Che il deserto accolga il mare.
Che tutte le formiche scherzino tra loro.
Che i serpenti e le zanzare si estinguano.
Che tutto sia tutto, sia poco, sia molto.
Che i gerani scaccino tutto il male.
Che i pinguini invadano le austostrade.
Che il sonno sia un ponte sospeso.
Che tutte le fotografie si sveglino.
Che Beethoven recuperi l’udito.
Che Mozart muoia novantenne.
Che Lennon schivi la pallottola.
Che Kennedy sposi Marylin.
Che Anna Frank non scriva e viva.
Che Benjamin a Port Bou non ceda.
Che Ian MacKellan reciti per sempre.
Che Leopardi si sposi con Ranieri.
Che ogni rosa sia rosa sia rosa.
Che il tempo si apra in mille raggi.
Che nessuno sia scacciato dalla speranza.

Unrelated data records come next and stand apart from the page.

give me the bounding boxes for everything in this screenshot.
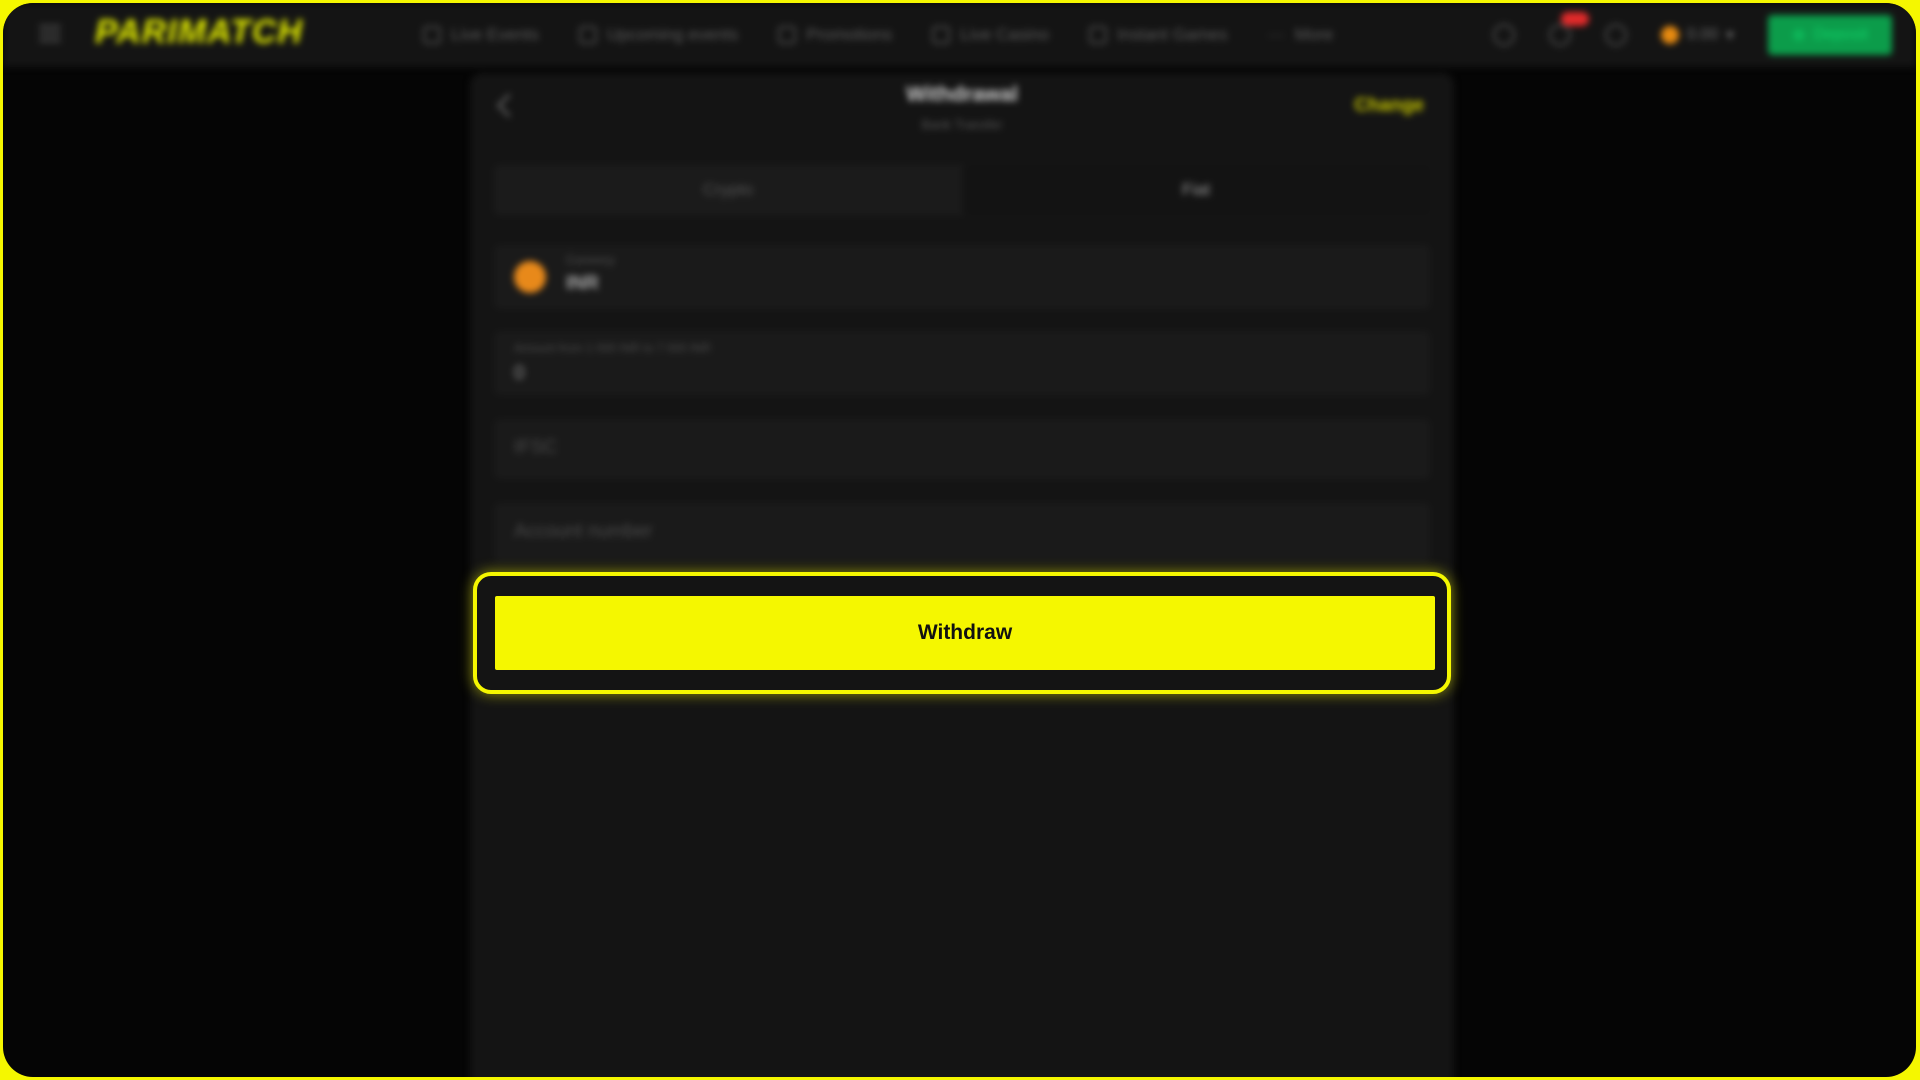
notification-badge	[1560, 12, 1589, 26]
nav-item-label: Promotions	[806, 25, 893, 44]
deposit-button[interactable]: ⊕ Deposit	[1768, 15, 1892, 55]
account-number-placeholder: Account number	[514, 521, 653, 542]
ifsc-field[interactable]: IFSC	[494, 419, 1430, 479]
amount-field[interactable]: Amount from 1 000 INR to 7 000 INR 0	[494, 331, 1430, 395]
amount-value: 0	[514, 363, 525, 384]
gift-icon	[778, 26, 797, 44]
panel-title: Withdrawal	[906, 83, 1018, 106]
balance-dropdown[interactable]: 0.00 ▾	[1660, 25, 1734, 45]
tab-fiat[interactable]: Fiat	[962, 165, 1430, 215]
search-icon[interactable]	[1492, 24, 1515, 46]
nav-item-live-events[interactable]: Live Events	[423, 25, 539, 45]
nav-item-label: Live Events	[451, 25, 539, 44]
nav-item-label: Instant Games	[1117, 25, 1228, 44]
amount-caption: Amount from 1 000 INR to 7 000 INR	[514, 341, 711, 355]
nav-item-label: Upcoming events	[606, 25, 739, 44]
menu-icon[interactable]	[39, 25, 61, 43]
blurred-background: PARIMATCH Live Events Upcoming events Pr…	[3, 3, 1916, 1077]
currency-coin-icon	[514, 261, 546, 293]
nav-item-more[interactable]: ··· More	[1268, 25, 1334, 45]
currency-value: INR	[566, 273, 599, 294]
ifsc-placeholder: IFSC	[514, 437, 558, 458]
plus-icon: ⊕	[1792, 27, 1806, 44]
calendar-icon	[578, 26, 597, 44]
brand-logo[interactable]: PARIMATCH	[95, 13, 303, 52]
panel-subtitle: Bank Transfer	[921, 117, 1003, 132]
rocket-icon	[1089, 26, 1108, 44]
account-number-field[interactable]: Account number	[494, 503, 1430, 563]
coin-icon	[1660, 26, 1679, 44]
payment-type-tabs: Crypto Fiat	[494, 165, 1430, 215]
header-tools: 0.00 ▾ ⊕ Deposit	[1492, 3, 1892, 67]
nav-item-label: More	[1294, 25, 1334, 44]
change-method-link[interactable]: Change	[1354, 95, 1424, 117]
app-frame: PARIMATCH Live Events Upcoming events Pr…	[3, 3, 1916, 1077]
user-icon[interactable]	[1604, 24, 1627, 46]
withdraw-button-highlight: Withdraw	[473, 572, 1451, 694]
dots-icon: ···	[1267, 25, 1285, 44]
currency-select[interactable]: Currency INR	[494, 245, 1430, 309]
nav-item-instant-games[interactable]: Instant Games	[1089, 25, 1228, 45]
balance-value: 0.00	[1686, 26, 1718, 43]
tab-crypto[interactable]: Crypto	[494, 165, 962, 215]
nav-item-live-casino[interactable]: Live Casino	[932, 25, 1049, 45]
deposit-label: Deposit	[1813, 26, 1868, 43]
top-bar: PARIMATCH Live Events Upcoming events Pr…	[3, 3, 1916, 67]
nav-item-label: Live Casino	[960, 25, 1050, 44]
withdraw-button[interactable]: Withdraw	[495, 596, 1435, 670]
nav-item-upcoming-events[interactable]: Upcoming events	[578, 25, 739, 45]
nav-item-promotions[interactable]: Promotions	[778, 25, 892, 45]
diamond-icon	[932, 26, 951, 44]
currency-caption: Currency	[566, 253, 615, 267]
bell-icon[interactable]	[1548, 12, 1589, 46]
tv-icon	[423, 26, 441, 44]
main-nav: Live Events Upcoming events Promotions L…	[423, 3, 1333, 67]
chevron-down-icon: ▾	[1725, 27, 1734, 44]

Che gli ignoranti tacciano umiliati.
Che i rabbiosi si corrodano all’interno.
Che i puri non siano considerati imbecilli.
Che la paura renda saggi e non spietati.
Che il valore sia racchiuso nelle azioni.
Che il silenzio sia amico del cuore.
Che sbucciare un’arancia sia un alleluja.
Che Dio, Jahvè e Allah siano clementi.
Che crollino le chiese d’ogni tipo.
Che le foreste e le piazze siano templi aperti.
Che i nani crescano e i giganti meno.
Che ogni ape e ogni chiodo siano un nuovo inizio.
Che le coscienze siano pane, acciaio e cristallo.